Os companheiros já estão na lida.
Os homens se preparam para ir para o centro da cidade com a clara intenção de levantar umas pratas em transação de compra e venda de carros.
Já soltaram o ecó na estrada.
O Olode já esta alerta para abrir as porteiras, caminhos, portas e cofres.
Essa sexta-feira de outono promete.
As mulheres reunem-se em pequenos grupos, organizando o dia fora do acampamento e dentro, afinal de contas os piás ficam, bem como os anciões.
O fogão improvisado com tijolos e chapas, com as toras queimando já faz efeito na chaleira preta que da sinal de fervura da água.
Café em pó passado na hora tem seu aroma inigualável.
A primeira refeição sempre farta. Linguiça seca, frita, vários tipos de pães, biscoitos, ovos cozidos e fritos, sobra de carne da janta, fatiada, exposta na mesa com alface, tomate, azeite de oliva e pimenta em conserva.
Não, não esqueci do vinho, pois a tradição manda um brinde, alegre e festivo, louvando ao Pai clemente e misericordioso pela oportunidade que nos dá em novo despertar.
Agradecendo pela renovação da oportunidade de em mais um dia buscarmos a elevação e aprimorar nossa entidade individual rumo ao coletivo eterno.
Da minha parte nesse horário sorvo meu chimarrão e faço uma análise dos momentos passados, objetivando organizar o futuro.
Fiquei de certa forma muito impressionado com a casa que eu havia visto em um dos passeios espirituais.
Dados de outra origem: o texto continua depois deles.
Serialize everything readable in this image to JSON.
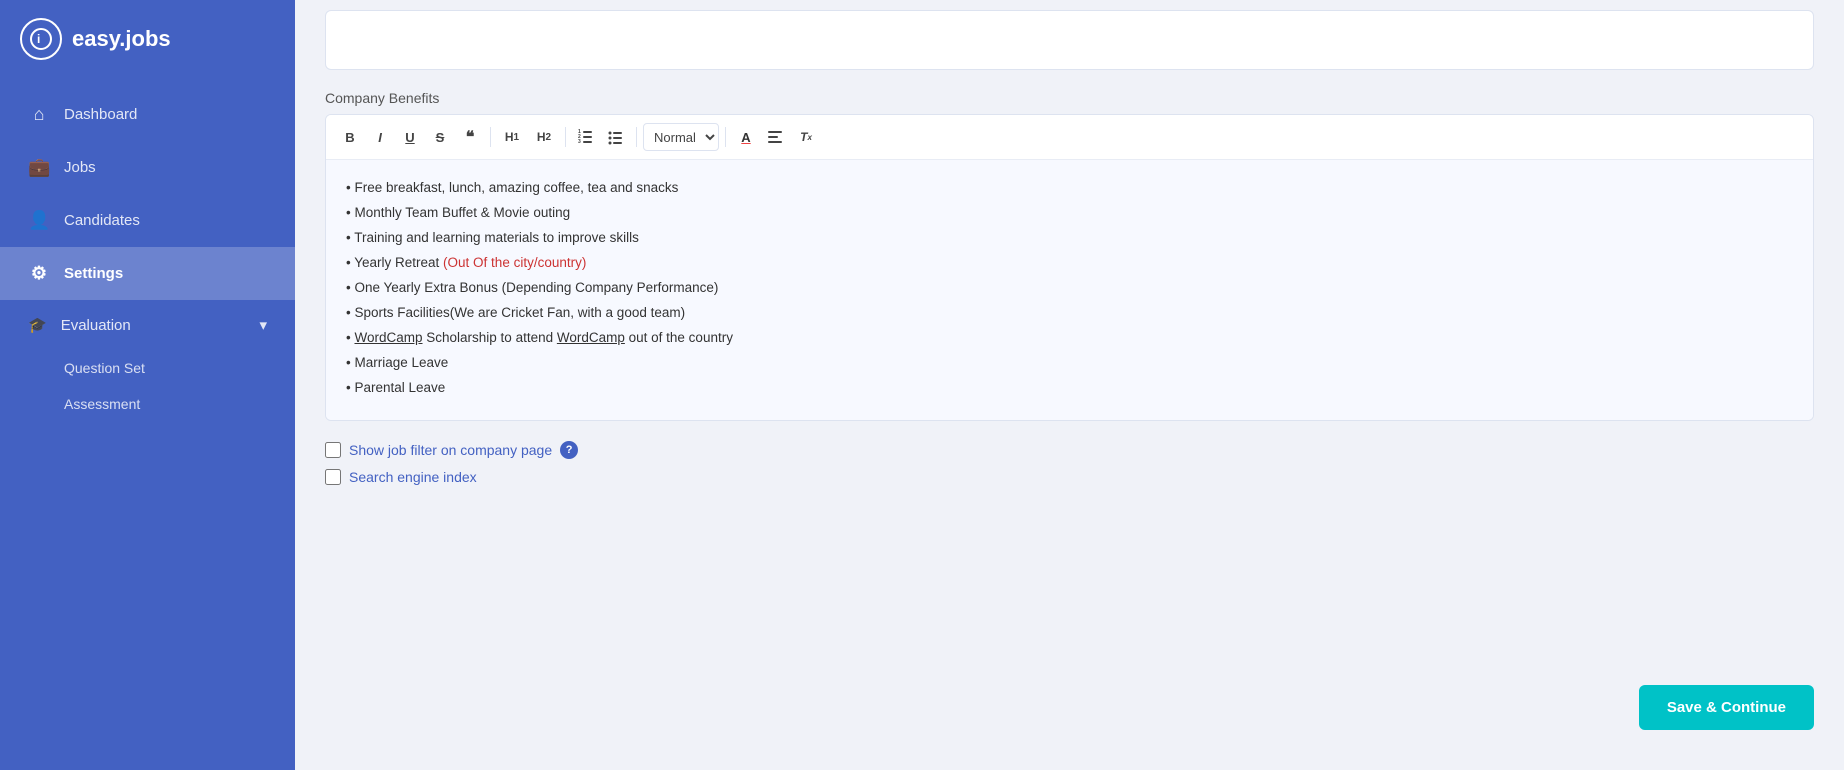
{
  "app": {
    "name": "easy.jobs"
  },
  "sidebar": {
    "items": [
      {
        "id": "dashboard",
        "label": "Dashboard",
        "icon": "⌂"
      },
      {
        "id": "jobs",
        "label": "Jobs",
        "icon": "💼"
      },
      {
        "id": "candidates",
        "label": "Candidates",
        "icon": "👤"
      },
      {
        "id": "settings",
        "label": "Settings",
        "icon": "⚙",
        "active": true
      },
      {
        "id": "evaluation",
        "label": "Evaluation",
        "icon": "🎓"
      }
    ],
    "evaluation_sub": [
      {
        "id": "question-set",
        "label": "Question Set"
      },
      {
        "id": "assessment",
        "label": "Assessment"
      }
    ]
  },
  "main": {
    "company_benefits_label": "Company Benefits",
    "toolbar": {
      "bold": "B",
      "italic": "I",
      "underline": "U",
      "strikethrough": "S",
      "blockquote": "❝",
      "h1": "H1",
      "h2": "H2",
      "ordered_list": "≡",
      "unordered_list": "≡",
      "format_select": "Normal",
      "text_color": "A",
      "align": "≡",
      "clear_format": "Tx"
    },
    "benefits": [
      "Free breakfast, lunch, amazing coffee, tea and snacks",
      "Monthly Team Buffet & Movie outing",
      "Training and learning materials to improve skills",
      "Yearly Retreat (Out Of the city/country)",
      "One Yearly Extra Bonus (Depending Company Performance)",
      "Sports Facilities(We are Cricket Fan, with a good team)",
      "WordCamp Scholarship to attend WordCamp out of the country",
      "Marriage Leave",
      "Parental Leave"
    ],
    "checkboxes": [
      {
        "id": "show-job-filter",
        "label": "Show job filter on company page",
        "has_help": true
      },
      {
        "id": "search-engine-index",
        "label": "Search engine index",
        "has_help": false
      }
    ],
    "save_button_label": "Save & Continue"
  }
}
Energia densa e a presença de Ossaim de verde e preto, deixava claro tratar-se de uma casa com entidades pesadas, grosseiras em suas energias.
Muitas dessas energias grosseiras e negativas são frutos de mentes invigilantes, perversas ou sofridas, que se prendem as grilhões da vingança, da cobrança descabida, sendo aprisionadas por si mesmo.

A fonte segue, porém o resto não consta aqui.